Leicester expertise supports new £14.5 million community heritage hub

Professor Sarah Scott, pictured here at the Royal opening of The Chester House Estate, serves as partnership lead for the collaborative project.

Leicester researchers and students attended a ceremony to mark the official opening of a nationally-significant heritage site by the Princess Royal, in July.

Princess Anne visited Northamptonshire for the formal opening of the £14.5 million Chester House Estate, home to the county’s new Archaeological Resource Centre (ARC).

Experts from the University of Leicester’s School of Archaeology and Ancient History have collaborated with the Chester House team since 2019 to make local history, archaeology and heritage accessible and engaging, and to maximise community engagement with the unique archaeological opportunities along the Nene Valley.

The Chester House Estate is funded by the National Lottery Heritage Fund and North Northamptonshire Council, and is one of a small number of sites in the UK which can demonstrate over 10,000 years of human activity. Learning programmes, informed by Leicester expertise, are offered to schoolchildren and students from Key Stage 1 through Key Stage 5, in addition to community engagement opportunities focused on local archaeology and heritage.

Sarah Scott is a Professor of Archaeology at the University of Leicester and serves as partnership lead for the collaborative project.

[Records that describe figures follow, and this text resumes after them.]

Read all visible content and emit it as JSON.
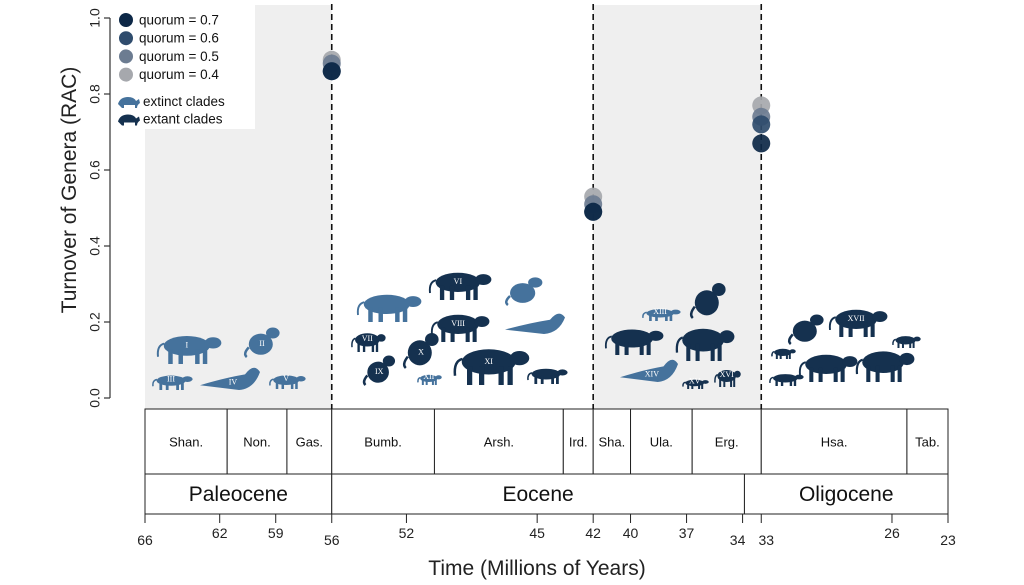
{
  "chart_data": {
    "type": "scatter",
    "xlabel": "Time (Millions of Years)",
    "ylabel": "Turnover of Genera (RAC)",
    "xlim": [
      66,
      23
    ],
    "ylim": [
      0,
      1
    ],
    "x_ticks": [
      66,
      62,
      59,
      56,
      52,
      45,
      42,
      40,
      37,
      34,
      33,
      26,
      23
    ],
    "y_ticks": [
      "0.0",
      "0.2",
      "0.4",
      "0.6",
      "0.8",
      "1.0"
    ],
    "boundaries": [
      56,
      42,
      33
    ],
    "shaded_intervals": [
      [
        66,
        56
      ],
      [
        42,
        33
      ]
    ],
    "series": [
      {
        "name": "quorum = 0.7",
        "color": "#0d2847",
        "x": [
          56,
          42,
          33
        ],
        "y": [
          0.86,
          0.49,
          0.67
        ]
      },
      {
        "name": "quorum = 0.6",
        "color": "#2f4c6d",
        "x": [
          56,
          42,
          33
        ],
        "y": [
          0.86,
          0.49,
          0.72
        ]
      },
      {
        "name": "quorum = 0.5",
        "color": "#6c7c91",
        "x": [
          56,
          42,
          33
        ],
        "y": [
          0.88,
          0.51,
          0.74
        ]
      },
      {
        "name": "quorum = 0.4",
        "color": "#a6a8ad",
        "x": [
          56,
          42,
          33
        ],
        "y": [
          0.89,
          0.53,
          0.77
        ]
      }
    ],
    "legend_position": "top-left",
    "clade_legend": [
      {
        "label": "extinct clades",
        "color": "#45729c"
      },
      {
        "label": "extant clades",
        "color": "#15314f"
      }
    ],
    "stages": [
      {
        "label": "Shan.",
        "start": 66,
        "end": 61.6
      },
      {
        "label": "Non.",
        "start": 61.6,
        "end": 58.4
      },
      {
        "label": "Gas.",
        "start": 58.4,
        "end": 56
      },
      {
        "label": "Bumb.",
        "start": 56,
        "end": 50.5
      },
      {
        "label": "Arsh.",
        "start": 50.5,
        "end": 43.6
      },
      {
        "label": "Ird.",
        "start": 43.6,
        "end": 42
      },
      {
        "label": "Sha.",
        "start": 42,
        "end": 40
      },
      {
        "label": "Ula.",
        "start": 40,
        "end": 36.7
      },
      {
        "label": "Erg.",
        "start": 36.7,
        "end": 33
      },
      {
        "label": "Hsa.",
        "start": 33,
        "end": 25.2
      },
      {
        "label": "Tab.",
        "start": 25.2,
        "end": 23
      }
    ],
    "epochs": [
      {
        "label": "Paleocene",
        "start": 66,
        "end": 56
      },
      {
        "label": "Eocene",
        "start": 56,
        "end": 33.9
      },
      {
        "label": "Oligocene",
        "start": 33.9,
        "end": 23
      }
    ],
    "clade_numerals": [
      "I",
      "II",
      "III",
      "IV",
      "V",
      "VI",
      "VII",
      "VIII",
      "IX",
      "X",
      "XI",
      "XII",
      "XIII",
      "XIV",
      "XV",
      "XVI",
      "XVII"
    ]
  }
}
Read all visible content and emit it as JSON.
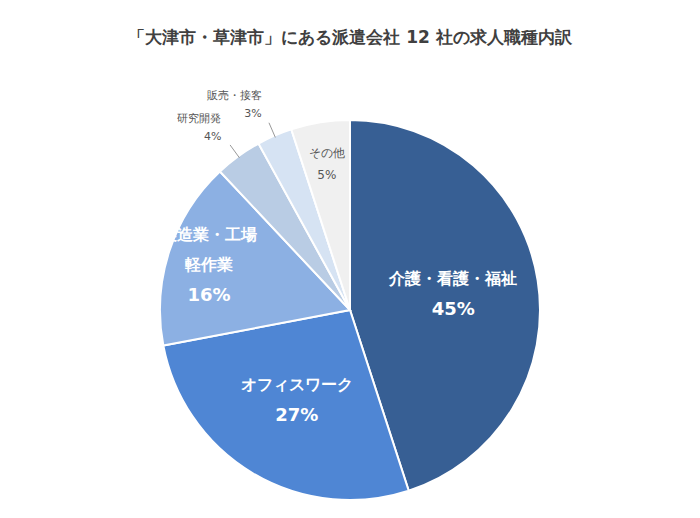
{
  "chart_data": {
    "type": "pie",
    "title": "「大津市・草津市」にある派遣会社 12 社の求人職種内訳",
    "categories": [
      "介護・看護・福祉",
      "オフィスワーク",
      "製造業・工場\n軽作業",
      "研究開発",
      "販売・接客",
      "その他"
    ],
    "values": [
      45,
      27,
      16,
      4,
      3,
      5
    ],
    "value_labels": [
      "45%",
      "27%",
      "16%",
      "4%",
      "3%",
      "5%"
    ],
    "colors": [
      "#375f94",
      "#4f86d4",
      "#8cb0e3",
      "#b9cce4",
      "#d6e3f3",
      "#f0f0f0"
    ],
    "data_labels": true
  }
}
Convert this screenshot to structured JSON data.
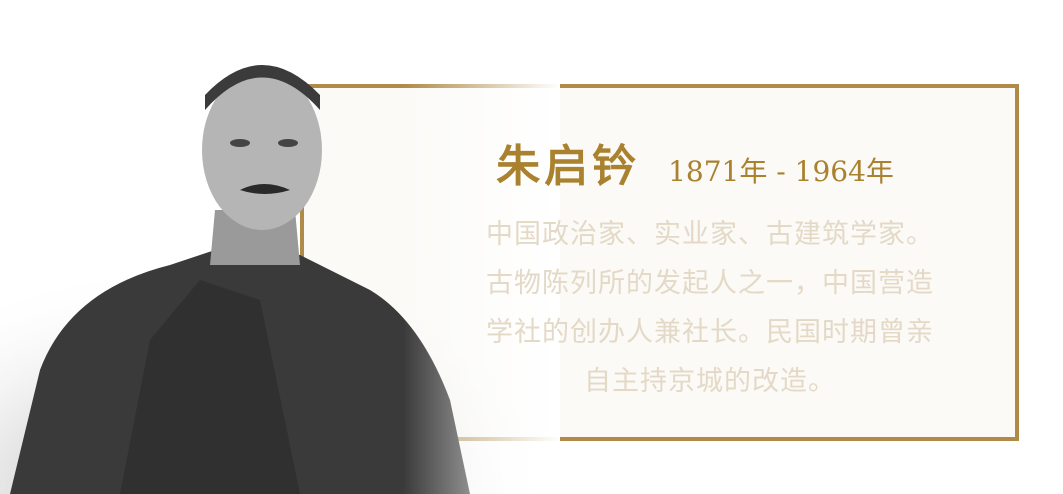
{
  "card": {
    "name": "朱启钤",
    "years": "1871年 - 1964年",
    "description_lines": [
      "中国政治家、实业家、古建筑学家。",
      "古物陈列所的发起人之一，中国营造",
      "学社的创办人兼社长。民国时期曾亲",
      "自主持京城的改造。"
    ]
  },
  "colors": {
    "frame_border": "#b08a47",
    "title_gold": "#a9812f",
    "description_text": "#e4d9c7"
  }
}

Speaking at the formal opening, Professor Scott said: “The Chester House Estate offers a nationally significant site and archive within a historically- and archaeologically-rich landscape, together with state-of-the-art learning and community engagement facilities.

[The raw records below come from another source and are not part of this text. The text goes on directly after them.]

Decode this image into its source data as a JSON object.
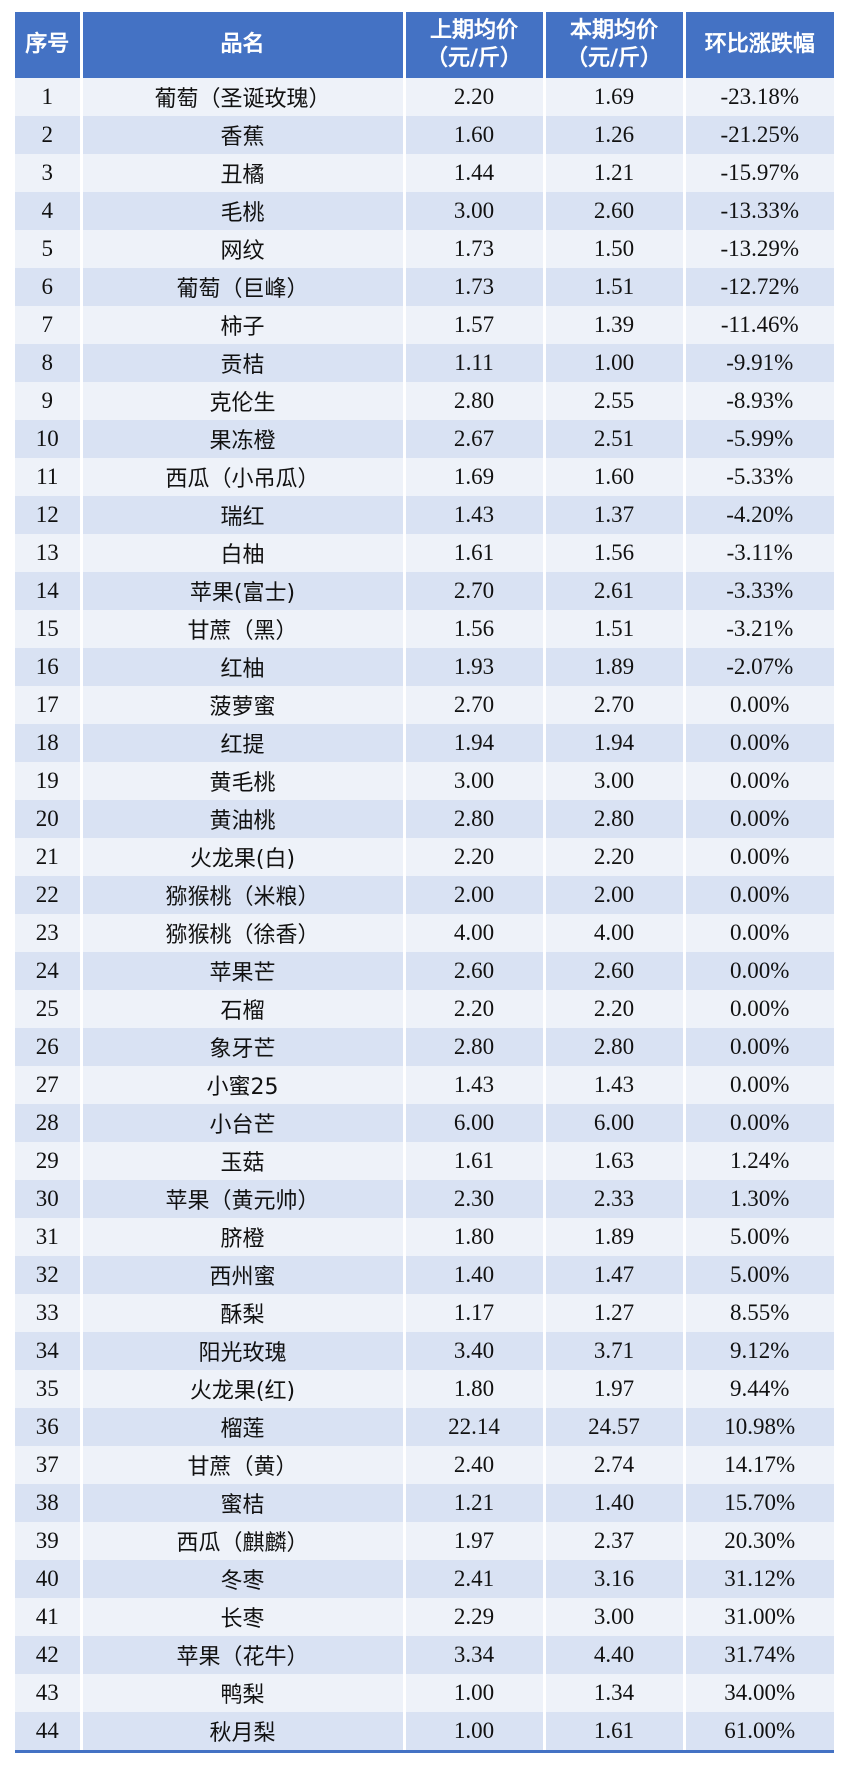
{
  "table": {
    "headers": {
      "index": "序号",
      "name": "品名",
      "prev_line1": "上期均价",
      "prev_line2": "（元/斤）",
      "cur_line1": "本期均价",
      "cur_line2": "（元/斤）",
      "change": "环比涨跌幅"
    },
    "rows": [
      {
        "index": "1",
        "name": "葡萄（圣诞玫瑰）",
        "prev": "2.20",
        "cur": "1.69",
        "change": "-23.18%"
      },
      {
        "index": "2",
        "name": "香蕉",
        "prev": "1.60",
        "cur": "1.26",
        "change": "-21.25%"
      },
      {
        "index": "3",
        "name": "丑橘",
        "prev": "1.44",
        "cur": "1.21",
        "change": "-15.97%"
      },
      {
        "index": "4",
        "name": "毛桃",
        "prev": "3.00",
        "cur": "2.60",
        "change": "-13.33%"
      },
      {
        "index": "5",
        "name": "网纹",
        "prev": "1.73",
        "cur": "1.50",
        "change": "-13.29%"
      },
      {
        "index": "6",
        "name": "葡萄（巨峰）",
        "prev": "1.73",
        "cur": "1.51",
        "change": "-12.72%"
      },
      {
        "index": "7",
        "name": "柿子",
        "prev": "1.57",
        "cur": "1.39",
        "change": "-11.46%"
      },
      {
        "index": "8",
        "name": "贡桔",
        "prev": "1.11",
        "cur": "1.00",
        "change": "-9.91%"
      },
      {
        "index": "9",
        "name": "克伦生",
        "prev": "2.80",
        "cur": "2.55",
        "change": "-8.93%"
      },
      {
        "index": "10",
        "name": "果冻橙",
        "prev": "2.67",
        "cur": "2.51",
        "change": "-5.99%"
      },
      {
        "index": "11",
        "name": "西瓜（小吊瓜）",
        "prev": "1.69",
        "cur": "1.60",
        "change": "-5.33%"
      },
      {
        "index": "12",
        "name": "瑞红",
        "prev": "1.43",
        "cur": "1.37",
        "change": "-4.20%"
      },
      {
        "index": "13",
        "name": "白柚",
        "prev": "1.61",
        "cur": "1.56",
        "change": "-3.11%"
      },
      {
        "index": "14",
        "name": "苹果(富士)",
        "prev": "2.70",
        "cur": "2.61",
        "change": "-3.33%"
      },
      {
        "index": "15",
        "name": "甘蔗（黑）",
        "prev": "1.56",
        "cur": "1.51",
        "change": "-3.21%"
      },
      {
        "index": "16",
        "name": "红柚",
        "prev": "1.93",
        "cur": "1.89",
        "change": "-2.07%"
      },
      {
        "index": "17",
        "name": "菠萝蜜",
        "prev": "2.70",
        "cur": "2.70",
        "change": "0.00%"
      },
      {
        "index": "18",
        "name": "红提",
        "prev": "1.94",
        "cur": "1.94",
        "change": "0.00%"
      },
      {
        "index": "19",
        "name": "黄毛桃",
        "prev": "3.00",
        "cur": "3.00",
        "change": "0.00%"
      },
      {
        "index": "20",
        "name": "黄油桃",
        "prev": "2.80",
        "cur": "2.80",
        "change": "0.00%"
      },
      {
        "index": "21",
        "name": "火龙果(白)",
        "prev": "2.20",
        "cur": "2.20",
        "change": "0.00%"
      },
      {
        "index": "22",
        "name": "猕猴桃（米粮）",
        "prev": "2.00",
        "cur": "2.00",
        "change": "0.00%"
      },
      {
        "index": "23",
        "name": "猕猴桃（徐香）",
        "prev": "4.00",
        "cur": "4.00",
        "change": "0.00%"
      },
      {
        "index": "24",
        "name": "苹果芒",
        "prev": "2.60",
        "cur": "2.60",
        "change": "0.00%"
      },
      {
        "index": "25",
        "name": "石榴",
        "prev": "2.20",
        "cur": "2.20",
        "change": "0.00%"
      },
      {
        "index": "26",
        "name": "象牙芒",
        "prev": "2.80",
        "cur": "2.80",
        "change": "0.00%"
      },
      {
        "index": "27",
        "name": "小蜜25",
        "prev": "1.43",
        "cur": "1.43",
        "change": "0.00%"
      },
      {
        "index": "28",
        "name": "小台芒",
        "prev": "6.00",
        "cur": "6.00",
        "change": "0.00%"
      },
      {
        "index": "29",
        "name": "玉菇",
        "prev": "1.61",
        "cur": "1.63",
        "change": "1.24%"
      },
      {
        "index": "30",
        "name": "苹果（黄元帅）",
        "prev": "2.30",
        "cur": "2.33",
        "change": "1.30%"
      },
      {
        "index": "31",
        "name": "脐橙",
        "prev": "1.80",
        "cur": "1.89",
        "change": "5.00%"
      },
      {
        "index": "32",
        "name": "西州蜜",
        "prev": "1.40",
        "cur": "1.47",
        "change": "5.00%"
      },
      {
        "index": "33",
        "name": "酥梨",
        "prev": "1.17",
        "cur": "1.27",
        "change": "8.55%"
      },
      {
        "index": "34",
        "name": "阳光玫瑰",
        "prev": "3.40",
        "cur": "3.71",
        "change": "9.12%"
      },
      {
        "index": "35",
        "name": "火龙果(红)",
        "prev": "1.80",
        "cur": "1.97",
        "change": "9.44%"
      },
      {
        "index": "36",
        "name": "榴莲",
        "prev": "22.14",
        "cur": "24.57",
        "change": "10.98%"
      },
      {
        "index": "37",
        "name": "甘蔗（黄）",
        "prev": "2.40",
        "cur": "2.74",
        "change": "14.17%"
      },
      {
        "index": "38",
        "name": "蜜桔",
        "prev": "1.21",
        "cur": "1.40",
        "change": "15.70%"
      },
      {
        "index": "39",
        "name": "西瓜（麒麟）",
        "prev": "1.97",
        "cur": "2.37",
        "change": "20.30%"
      },
      {
        "index": "40",
        "name": "冬枣",
        "prev": "2.41",
        "cur": "3.16",
        "change": "31.12%"
      },
      {
        "index": "41",
        "name": "长枣",
        "prev": "2.29",
        "cur": "3.00",
        "change": "31.00%"
      },
      {
        "index": "42",
        "name": "苹果（花牛）",
        "prev": "3.34",
        "cur": "4.40",
        "change": "31.74%"
      },
      {
        "index": "43",
        "name": "鸭梨",
        "prev": "1.00",
        "cur": "1.34",
        "change": "34.00%"
      },
      {
        "index": "44",
        "name": "秋月梨",
        "prev": "1.00",
        "cur": "1.61",
        "change": "61.00%"
      }
    ]
  },
  "colors": {
    "header_bg": "#4472c4",
    "row_light": "#eef2f9",
    "row_dark": "#d9e2f3"
  }
}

“Through our partnership, we are developing the Estate as a unique and transformative hub for collaborative research, learning and community engagement.

“It is a real privilege to work with the Chester House team; their dedication, creativity and openness to collaborative ventures has resulted in a wealth of fantastic learning and research opportunities for our students and staff as well as the wider community.”

Over the past 18 months, the partnership has supported:

  • collaboration with students from the 16-25 Creating Tomorrow College, based on site, helping to prepare young adults for independent living and employment opportunities as they transition into adulthood;
  • ongoing research and interpretation of the site’s complex history;
  • school and community engagement activities focused on archaeology and the area’s Roman heritage;
  • a field school, involving more than 130 community volunteers and students excavating the eastern suburbs of the small Roman town which lies within the Estate;
  • developing pioneering archaeology and wellbeing initiatives;
  • and involvement with the month-long Nene Valley Communities Past and Present festival of history, archaeology and heritage in partnership with Stanwick Lakes.

The University of Leicester team includes staff and students from the School of Archaeology and Ancient History (SAAH) and University of Leicester Archaeological Services (ULAS), including Dr Jeremy Taylor (SAAH), Donald Clark and Chris Naisbitt (ULAS).

Students have played a key role, from developing a social media strategy for the Estate to designing sessions in support of the learning programme. These opportunities form part of an extensive placement and co-curricular volunteering scheme for Leicester students. University of Leicester students Peter Walker and Jess Elmes attended the Royal opening.

Jack Pishhorn, Business Manager for The Chester House Estate, said: “Our relationship working with the School of Archaeology and Ancient History, and in particular Professor Sarah Scott, has been vital for The Chester House Estate in our first year of opening.

“Working in partnership has helped us exceed all our opening projections and provided far greater opportunities for us to engage our visitors with their Roman heritage and hit audiences that might otherwise have been missed.”

Professor Teela Sanders, Dean of Research and Enterprise for the College of Social Sciences, Arts and Humanities, added: “The team from the School of Archaeology and Ancient History have done a tremendous job in leading the field school at the Chester House Estate.

“The Royal opening was a wonderful occasion to visit the site and meet the many volunteers that keep the site going. The whole concept of public and civic engagement with history, archaeology and heritage is a testament to the continued hard work and creativity of the team led by Professor Scott.”